Être de passage, toujours de passage,
ne pas avoir d’ombre mais des bagages,
toaster bien que la fête ne soit pas la nôtre,
partager un lit qui n’est pas le nôtre,
un lit et « notre pain » qui n’est pas le nôtre,
raconter des histoires qui ne sont pas les nôtres,
prendre, laisser des toits qui ne sont pas les nôtres,
travailler à des tâches qui ne sont pas les nôtres,
parcourir des villes autres que la nôtre,
et dans des hôpitaux qui ne sont pas les nôtres
faire soigner des maux qui ont leur guérison
ou du moins leur soulagement.

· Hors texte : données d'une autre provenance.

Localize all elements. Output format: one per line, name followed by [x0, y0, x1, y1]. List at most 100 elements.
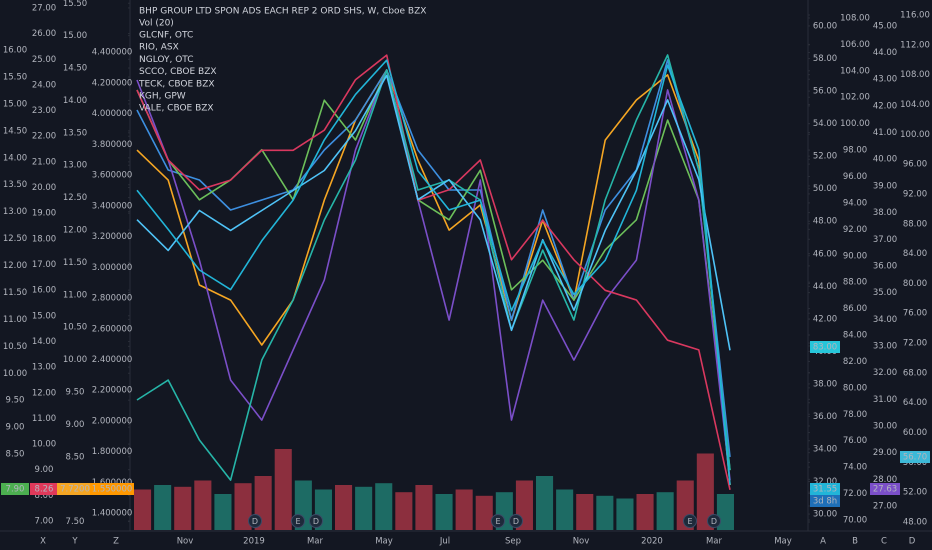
- y-tick-label: 92.00: [903, 189, 927, 199]
- y-tick-label: 27.00: [32, 3, 56, 13]
- y-tick-label: 14.00: [63, 96, 87, 106]
- price-tag: 56.70: [903, 453, 927, 463]
- event-marker: E: [291, 514, 305, 528]
- y-tick-label: 22.00: [32, 132, 56, 142]
- legend-entry: NGLOY, OTC: [139, 55, 194, 65]
- y-tick-label: 72.00: [843, 489, 867, 499]
- x-tick-label: May: [375, 537, 393, 547]
- y-tick-label: 36.00: [813, 412, 837, 422]
- y-tick-label: 10.50: [3, 342, 27, 352]
- price-tag-bg: [900, 451, 930, 463]
- y-tick-label: 17.00: [32, 260, 56, 270]
- y-tick-label: 70.00: [843, 515, 867, 525]
- y-tick-label: 94.00: [843, 198, 867, 208]
- volume-bar: [375, 483, 393, 530]
- y-tick-label: 23.00: [32, 106, 56, 116]
- event-marker: D: [707, 514, 721, 528]
- axis-letter: X: [40, 537, 46, 547]
- x-tick-label: Jul: [439, 537, 450, 547]
- y-tick-label: 15.50: [63, 0, 87, 9]
- volume-bar: [696, 453, 714, 530]
- y-tick-label: 21.00: [32, 157, 56, 167]
- y-tick-label: 33.00: [873, 341, 897, 351]
- y-tick-label: 13.00: [63, 161, 87, 171]
- y-tick-label: 14.00: [3, 153, 27, 163]
- event-label: D: [711, 517, 717, 526]
- price-tag-bg: [1, 483, 29, 495]
- series-line: [136, 59, 731, 485]
- y-tick-label: 15.00: [3, 99, 27, 109]
- event-marker: D: [509, 514, 523, 528]
- y-tick-label: 80.00: [903, 279, 927, 289]
- y-tick-label: 39.00: [873, 181, 897, 191]
- y-tick-label: 10.50: [63, 323, 87, 333]
- volume-bar: [335, 485, 353, 530]
- volume-bar: [355, 486, 373, 530]
- event-circle: [509, 514, 523, 528]
- price-tag: 27.63: [873, 485, 897, 495]
- axis-letter: Z: [113, 537, 119, 547]
- legend-entry: SCCO, CBOE BZX: [139, 67, 217, 77]
- y-tick-label: 108.00: [840, 13, 870, 23]
- y-tick-label: 88.00: [903, 219, 927, 229]
- event-circle: [683, 514, 697, 528]
- y-tick-label: 116.00: [900, 10, 930, 20]
- y-tick-label: 41.00: [873, 128, 897, 138]
- y-tick-label: 16.00: [32, 286, 56, 296]
- event-circle: [309, 514, 323, 528]
- volume-bar: [455, 489, 473, 530]
- y-tick-label: 11.00: [3, 315, 27, 325]
- volume-bar: [616, 498, 634, 530]
- y-tick-label: 7.00: [35, 517, 54, 527]
- y-tick-label: 4.400000: [92, 48, 133, 58]
- y-tick-label: 52.00: [903, 488, 927, 498]
- volume-bar: [475, 495, 493, 530]
- volume-bar: [435, 494, 453, 530]
- y-tick-label: 12.50: [63, 193, 87, 203]
- y-tick-label: 86.00: [843, 304, 867, 314]
- event-circle: [291, 514, 305, 528]
- y-tick-label: 20.00: [32, 183, 56, 193]
- y-tick-label: 10.00: [3, 369, 27, 379]
- y-tick-label: 54.00: [813, 119, 837, 129]
- y-tick-label: 1.600000: [92, 478, 133, 488]
- axis-letter: D: [909, 537, 916, 547]
- y-tick-label: 11.50: [63, 258, 87, 268]
- y-tick-label: 104.00: [900, 100, 930, 110]
- price-tag-bg: [30, 483, 58, 495]
- y-tick-label: 50.00: [813, 184, 837, 194]
- legend-title: BHP GROUP LTD SPON ADS EACH REP 2 ORD SH…: [139, 7, 426, 17]
- y-tick-label: 92.00: [843, 225, 867, 235]
- y-tick-label: 44.00: [873, 48, 897, 58]
- volume-bar: [214, 494, 232, 530]
- y-tick-label: 14.50: [3, 126, 27, 136]
- event-circle: [248, 514, 262, 528]
- price-tag: 8.26: [35, 485, 54, 495]
- y-tick-label: 2.400000: [92, 355, 133, 365]
- x-tick-label: Nov: [177, 537, 194, 547]
- legend-entry: GLCNF, OTC: [139, 31, 193, 41]
- y-tick-label: 12.00: [32, 388, 56, 398]
- y-tick-label: 16.00: [3, 46, 27, 56]
- x-tick-label: Mar: [706, 537, 723, 547]
- y-tick-label: 13.00: [3, 207, 27, 217]
- y-tick-label: 19.00: [32, 209, 56, 219]
- y-tick-label: 2.600000: [92, 324, 133, 334]
- series-line: [136, 59, 731, 458]
- y-tick-label: 12.00: [63, 226, 87, 236]
- y-tick-label: 80.00: [843, 383, 867, 393]
- y-tick-label: 8.50: [66, 452, 85, 462]
- event-label: E: [495, 517, 500, 526]
- y-tick-label: 42.00: [813, 314, 837, 324]
- volume-bar: [415, 485, 433, 530]
- y-tick-label: 100.00: [840, 119, 870, 129]
- legend-entry: TECK, CBOE BZX: [138, 79, 215, 89]
- y-tick-label: 74.00: [843, 463, 867, 473]
- volume-bar: [716, 494, 734, 530]
- y-tick-label: 1.400000: [92, 509, 133, 519]
- y-tick-label: 64.00: [903, 398, 927, 408]
- y-tick-label: 76.00: [843, 436, 867, 446]
- y-tick-label: 12.50: [3, 234, 27, 244]
- y-tick-label: 11.00: [63, 290, 87, 300]
- volume-bar: [194, 480, 212, 530]
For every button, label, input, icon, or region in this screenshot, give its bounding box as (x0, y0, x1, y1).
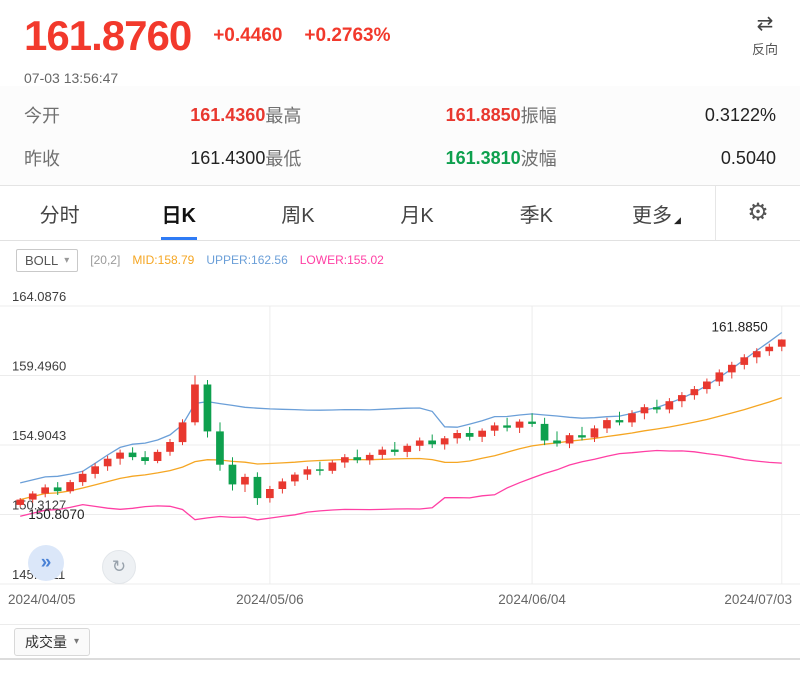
tab-monthly-k[interactable]: 月K (358, 186, 477, 240)
stats-grid: 今开 161.4360 最高 161.8850 振幅 0.3122% 昨收 16… (24, 102, 776, 171)
tab-daily-k-label: 日K (161, 204, 196, 227)
boll-lower-value: LOWER:155.02 (299, 253, 384, 268)
tab-monthly-k-label: 月K (400, 204, 434, 227)
stat-value-amplitude: 0.3122% (704, 104, 776, 125)
svg-text:154.9043: 154.9043 (12, 428, 66, 443)
price-change-value: +0.4460 (213, 25, 283, 47)
tab-daily-k[interactable]: 日K (119, 186, 238, 240)
stat-value-open: 161.4360 (190, 104, 266, 125)
chart-settings-button[interactable]: ⚙ (715, 186, 800, 241)
svg-text:2024/07/03: 2024/07/03 (724, 592, 792, 607)
stat-label-high: 最高 (265, 106, 302, 127)
svg-text:150.3127: 150.3127 (12, 498, 66, 513)
tab-intraday[interactable]: 分时 (0, 186, 119, 240)
stat-value-range: 0.5040 (720, 147, 776, 168)
indicator-selector[interactable]: BOLL ▾ (16, 248, 79, 272)
tab-intraday-label: 分时 (39, 204, 80, 227)
current-price: 161.8760 (24, 12, 192, 59)
tab-quarterly-k[interactable]: 季K (477, 186, 596, 240)
svg-text:150.8070: 150.8070 (28, 507, 84, 522)
reverse-button[interactable]: ⇄ 反向 (752, 14, 778, 58)
stat-label-open: 今开 (24, 106, 60, 127)
svg-text:2024/05/06: 2024/05/06 (236, 592, 304, 607)
stat-label-amplitude: 振幅 (520, 106, 557, 127)
chart-period-tabs: 分时 日K 周K 月K 季K 更多 ◢ ⚙ (0, 185, 800, 242)
indicator-selector-label: BOLL (25, 252, 59, 268)
indicator-bar: BOLL ▾ [20,2] MID:158.79 UPPER:162.56 LO… (0, 241, 800, 280)
svg-text:161.8850: 161.8850 (711, 319, 767, 334)
stat-value-high: 161.8850 (445, 104, 521, 125)
boll-upper-value: UPPER:162.56 (206, 253, 288, 268)
svg-text:159.4960: 159.4960 (12, 359, 66, 374)
sub-chart-bar: 成交量 ▾ (0, 624, 800, 661)
chevron-down-icon: ▾ (74, 636, 80, 648)
stats-panel: 今开 161.4360 最高 161.8850 振幅 0.3122% 昨收 16… (0, 86, 800, 186)
stat-value-prev-close: 161.4300 (190, 147, 266, 168)
refresh-icon: ↻ (111, 557, 127, 577)
stat-value-low: 161.3810 (445, 147, 521, 168)
price-row: 161.8760 +0.4460 +0.2763% (24, 12, 776, 59)
svg-text:2024/04/05: 2024/04/05 (8, 592, 76, 607)
tab-more[interactable]: 更多 ◢ (596, 186, 715, 240)
stat-label-range: 波幅 (520, 149, 557, 170)
tab-quarterly-k-label: 季K (519, 204, 553, 227)
chevron-down-icon: ▾ (64, 254, 70, 266)
tab-more-label: 更多 (631, 204, 672, 227)
reset-zoom-button[interactable]: ↻ (102, 550, 136, 585)
swap-arrows-icon: ⇄ (756, 13, 774, 35)
svg-text:2024/06/04: 2024/06/04 (498, 592, 566, 607)
corner-triangle-icon: ◢ (673, 214, 681, 225)
boll-mid-value: MID:158.79 (132, 253, 195, 268)
quote-timestamp: 07-03 13:56:47 (24, 70, 119, 87)
svg-text:164.0876: 164.0876 (12, 289, 66, 304)
tab-weekly-k-label: 周K (281, 204, 315, 227)
stat-label-low: 最低 (265, 149, 302, 170)
indicator-params: [20,2] (90, 253, 121, 268)
expand-range-button[interactable]: » (28, 545, 64, 582)
reverse-label: 反向 (751, 42, 778, 57)
volume-label: 成交量 (25, 633, 67, 650)
double-chevron-right-icon: » (40, 552, 52, 574)
quote-header: 161.8760 +0.4460 +0.2763% ⇄ 反向 07-03 13:… (0, 0, 800, 86)
candlestick-chart[interactable]: 164.0876159.4960154.9043150.3127145.7211… (0, 279, 800, 625)
tab-weekly-k[interactable]: 周K (238, 186, 357, 240)
gear-icon: ⚙ (747, 199, 769, 227)
price-change-percent: +0.2763% (304, 25, 391, 47)
volume-indicator-selector[interactable]: 成交量 ▾ (14, 627, 91, 656)
stat-label-prev-close: 昨收 (24, 149, 60, 170)
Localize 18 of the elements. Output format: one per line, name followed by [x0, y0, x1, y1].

Mais non le nôtre,
qui ne peut guérir que par le retour…

Et toi, l’exilé :

Être de passage, toujours de passage,
à moins que demain, demain ou jamais…
Le temps des horloges est un temps factice
qui au lieu du temps mesure l’absence.
Vieillir à coups d’anniversaires
qui ne sont pour nous qu’années décomptées
sur un agenda qui n’est pas le nôtre,
mourir sur une terre qui n’est pas la nôtre
entendre pleurer ceux qui ne sont pas les nôtres
et voir un autre drapeau que le nôtre
recouvrir un bois qui n’est pas le nôtre,
couvrir un cercueil qui n’est pas le nôtre
et des fleurs et des croix qui ne sont pas les nôtres,
dormir dans une fosse qui n’est pas la nôtre,
se mêler à des os qui ne sont pas les nôtres,
être au bout du compte l’homme sans patrie,
un homme sans nom, un homme sans homme..

Et toi, l’exilé :

Être de passage, toujours de passage,
avoir la terre pour auberge,
avoir pour tout bien des choses d’emprunt,
ne pas avoir d’ombre, mais des bagages,
à moins que demain, demain ou jamais…

 

Rome, hiver 1966

Traduit par Claude Couffon
Cent poèmes sur l’exil, © le cherche midi éditeur, 1993.